There are many painful and fearful life events in life that we all dread. Divorce, death of a family member or friend, the disappointment in children who have made wrong choices that bring them a lifetime of consequences, financial struggles, departing from spiritual truth, loneliness, living with potentially life threatening illnesses like cancer, heart disease, diabetes, or debilitating immune disorders like rheumatoid arthritis are some of the struggles of dear people that I know. We are all in battle together, whatever our struggle and we that know the Lord personally can draw upon his strength to make it through.

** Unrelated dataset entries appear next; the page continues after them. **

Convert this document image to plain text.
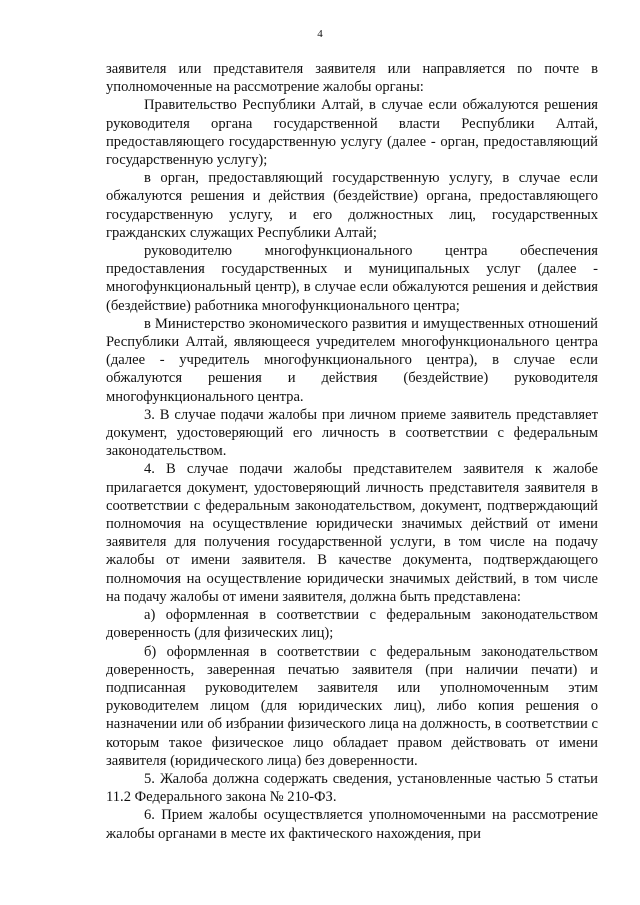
4

заявителя или представителя заявителя или направляется по почте в уполномоченные на рассмотрение жалобы органы:

Правительство Республики Алтай, в случае если обжалуются решения руководителя органа государственной власти Республики Алтай, предоставляющего государственную услугу (далее - орган, предоставляющий государственную услугу);

в орган, предоставляющий государственную услугу, в случае если обжалуются решения и действия (бездействие) органа, предоставляющего государственную услугу, и его должностных лиц, государственных гражданских служащих Республики Алтай;

руководителю многофункционального центра обеспечения предоставления государственных и муниципальных услуг (далее - многофункциональный центр), в случае если обжалуются решения и действия (бездействие) работника многофункционального центра;

в Министерство экономического развития и имущественных отношений Республики Алтай, являющееся учредителем многофункционального центра (далее - учредитель многофункционального центра), в случае если обжалуются решения и действия (бездействие) руководителя многофункционального центра.

3. В случае подачи жалобы при личном приеме заявитель представляет документ, удостоверяющий его личность в соответствии с федеральным законодательством.

4. В случае подачи жалобы представителем заявителя к жалобе прилагается документ, удостоверяющий личность представителя заявителя в соответствии с федеральным законодательством, документ, подтверждающий полномочия на осуществление юридически значимых действий от имени заявителя для получения государственной услуги, в том числе на подачу жалобы от имени заявителя. В качестве документа, подтверждающего полномочия на осуществление юридически значимых действий, в том числе на подачу жалобы от имени заявителя, должна быть представлена:

а) оформленная в соответствии с федеральным законодательством доверенность (для физических лиц);

б) оформленная в соответствии с федеральным законодательством доверенность, заверенная печатью заявителя (при наличии печати) и подписанная руководителем заявителя или уполномоченным этим руководителем лицом (для юридических лиц), либо копия решения о назначении или об избрании физического лица на должность, в соответствии с которым такое физическое лицо обладает правом действовать от имени заявителя (юридического лица) без доверенности.

5. Жалоба должна содержать сведения, установленные частью 5 статьи 11.2 Федерального закона № 210-ФЗ.

6. Прием жалобы осуществляется уполномоченными на рассмотрение жалобы органами в месте их фактического нахождения, при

A friend of mine wrote that she was disappointed in herself for fretting over the invasion of crab grass in her newly seeded yard. As she bent over to pull the invader weed from her lawn, she thought of me. “Would Nancy be worrying over this crab grass?” Meaning, unwanted weeds in a yard pale significantly against the worries of having to deal with cancer. Yes, Nancy probably would. And I have worried over things much less worrisome than crab grass just a few months ago. No problem should be measured and seen as trivial just because it is not as big as other problems. Each individual has problems that are distinctly worrisome to him or her and it requires a daily victory. It is through our daily victories over small things that we practice our skills for the big things that eventually come our way. So pull the crabgrass out of your life today because perhaps tomorrow may be a bumper crop of some unpleasant intruder and you will have built up the knowledge, skill and stamina of how to deal with it.